While America’s European allies share America’s concern for various Chinese economic practices, such as currency manipulation and industrial subsidizing, they have demonstrated greater willingness than the US desire to harmoniously engage with the Asian country. For instance, the EU’s December decision to finalize a major investment partnership with China, despite Biden officials urging European negotiators to hold back until Biden took power, reflects European resolve to diverge from American policy towards China.
Moreover, despite president Biden’s adamant support for NATO, European allies have shown an increasing willingness to part from the US over security policy. There is broad agreement across the Atlantic that the US remains a vital ally and guarantor of security among its European allies. However, a rising number of European leaders now assert that European NATO members should continue enhancing their own military capabilities to become less dependent on the US for their security, due to rising perceptions of the US’s unreliability as a military partner.
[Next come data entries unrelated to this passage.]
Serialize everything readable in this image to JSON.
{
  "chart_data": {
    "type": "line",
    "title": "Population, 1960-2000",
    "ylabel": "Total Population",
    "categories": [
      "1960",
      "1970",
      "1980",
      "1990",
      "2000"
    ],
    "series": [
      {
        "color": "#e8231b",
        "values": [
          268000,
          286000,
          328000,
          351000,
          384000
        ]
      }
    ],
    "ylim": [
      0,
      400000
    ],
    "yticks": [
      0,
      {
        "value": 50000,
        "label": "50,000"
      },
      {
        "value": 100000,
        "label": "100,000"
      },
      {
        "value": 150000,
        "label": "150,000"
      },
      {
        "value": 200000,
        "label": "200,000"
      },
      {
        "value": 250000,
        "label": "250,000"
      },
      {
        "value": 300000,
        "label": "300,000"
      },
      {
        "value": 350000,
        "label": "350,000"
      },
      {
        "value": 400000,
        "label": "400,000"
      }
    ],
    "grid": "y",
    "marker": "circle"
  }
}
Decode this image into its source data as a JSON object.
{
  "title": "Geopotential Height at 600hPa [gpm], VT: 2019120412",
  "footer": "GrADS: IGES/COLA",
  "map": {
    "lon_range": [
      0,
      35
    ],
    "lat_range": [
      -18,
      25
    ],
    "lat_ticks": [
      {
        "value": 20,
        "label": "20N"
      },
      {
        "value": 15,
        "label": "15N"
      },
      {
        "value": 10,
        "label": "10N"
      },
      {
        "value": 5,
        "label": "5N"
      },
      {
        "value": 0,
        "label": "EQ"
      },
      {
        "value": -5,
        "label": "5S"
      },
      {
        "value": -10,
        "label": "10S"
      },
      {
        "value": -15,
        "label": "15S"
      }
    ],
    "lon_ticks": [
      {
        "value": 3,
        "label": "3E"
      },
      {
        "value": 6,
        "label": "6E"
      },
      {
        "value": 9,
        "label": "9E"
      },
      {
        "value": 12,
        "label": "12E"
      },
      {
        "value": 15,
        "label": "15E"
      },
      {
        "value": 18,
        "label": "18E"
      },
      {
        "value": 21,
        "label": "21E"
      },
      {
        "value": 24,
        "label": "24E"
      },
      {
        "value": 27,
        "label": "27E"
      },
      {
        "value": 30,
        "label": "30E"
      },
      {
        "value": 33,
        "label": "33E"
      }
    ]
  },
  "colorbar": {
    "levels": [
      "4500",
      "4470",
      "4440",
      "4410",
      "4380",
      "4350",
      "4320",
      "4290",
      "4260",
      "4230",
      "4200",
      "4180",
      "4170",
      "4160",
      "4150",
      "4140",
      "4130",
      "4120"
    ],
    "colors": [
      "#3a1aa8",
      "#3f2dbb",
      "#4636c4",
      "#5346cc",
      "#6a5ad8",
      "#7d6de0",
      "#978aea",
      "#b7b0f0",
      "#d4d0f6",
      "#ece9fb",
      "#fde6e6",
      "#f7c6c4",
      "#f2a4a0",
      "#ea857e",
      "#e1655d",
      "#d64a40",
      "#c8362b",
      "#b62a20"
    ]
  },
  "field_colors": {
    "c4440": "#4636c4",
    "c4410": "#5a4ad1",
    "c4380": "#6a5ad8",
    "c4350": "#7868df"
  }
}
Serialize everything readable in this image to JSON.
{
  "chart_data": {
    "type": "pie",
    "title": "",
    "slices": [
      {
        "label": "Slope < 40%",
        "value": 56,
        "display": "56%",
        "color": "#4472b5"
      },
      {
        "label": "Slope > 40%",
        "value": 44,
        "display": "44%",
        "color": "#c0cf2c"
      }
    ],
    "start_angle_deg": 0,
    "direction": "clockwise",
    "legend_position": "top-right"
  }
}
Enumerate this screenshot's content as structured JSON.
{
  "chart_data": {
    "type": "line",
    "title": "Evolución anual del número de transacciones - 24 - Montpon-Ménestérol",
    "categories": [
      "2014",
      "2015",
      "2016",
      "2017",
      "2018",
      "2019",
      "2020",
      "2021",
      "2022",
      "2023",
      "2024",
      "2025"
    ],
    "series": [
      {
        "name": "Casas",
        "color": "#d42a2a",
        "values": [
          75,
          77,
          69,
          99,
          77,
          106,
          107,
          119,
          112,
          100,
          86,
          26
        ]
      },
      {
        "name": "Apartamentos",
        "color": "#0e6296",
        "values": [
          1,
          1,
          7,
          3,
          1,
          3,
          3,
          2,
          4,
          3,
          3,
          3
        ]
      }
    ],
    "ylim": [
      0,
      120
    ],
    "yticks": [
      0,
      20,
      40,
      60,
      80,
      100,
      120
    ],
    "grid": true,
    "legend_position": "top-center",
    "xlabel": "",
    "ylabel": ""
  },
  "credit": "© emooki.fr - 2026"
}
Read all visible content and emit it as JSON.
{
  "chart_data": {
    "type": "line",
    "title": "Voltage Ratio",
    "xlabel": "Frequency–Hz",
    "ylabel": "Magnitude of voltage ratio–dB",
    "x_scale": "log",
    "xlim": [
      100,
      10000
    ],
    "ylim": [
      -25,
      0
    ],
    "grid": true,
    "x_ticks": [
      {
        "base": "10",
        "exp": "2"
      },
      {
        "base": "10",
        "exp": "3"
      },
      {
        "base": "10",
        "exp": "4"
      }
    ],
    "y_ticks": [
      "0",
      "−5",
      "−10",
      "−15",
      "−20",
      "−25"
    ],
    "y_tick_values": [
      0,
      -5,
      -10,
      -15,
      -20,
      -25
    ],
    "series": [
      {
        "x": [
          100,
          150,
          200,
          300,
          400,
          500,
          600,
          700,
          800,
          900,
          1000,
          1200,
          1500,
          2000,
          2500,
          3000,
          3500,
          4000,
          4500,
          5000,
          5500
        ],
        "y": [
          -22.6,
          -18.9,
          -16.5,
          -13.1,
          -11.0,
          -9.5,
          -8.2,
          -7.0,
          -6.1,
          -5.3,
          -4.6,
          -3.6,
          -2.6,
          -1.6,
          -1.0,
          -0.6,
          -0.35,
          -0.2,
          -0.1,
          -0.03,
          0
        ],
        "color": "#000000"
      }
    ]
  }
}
European leaders are also mindful of the domestic challenges that the Biden administration faces and how they could impede his foreign policy ambitions. With a pandemic ravaging the US economy and gaping fissures in the US’ democracy exposed by the January 6th storming of the US Capitol, European leaders have made clear that they will not wait for Biden to overcome his domestic political hurdles to advance their desired foreign policies.
Despite the imposing difficulties of recuperating relations between Europe and the US from the Trump administration, President Biden has moved quickly to begin those repairs. For instance, by re-committing the US to its Paris climate agreements, he has brought the US in line with broad European interest in combating the global climate crisis. As the Biden administration progresses, the completion of additional measures that reinforce European trust in America’s role as a responsible partner that supports European foreign interests and values will be a key priority of the administration.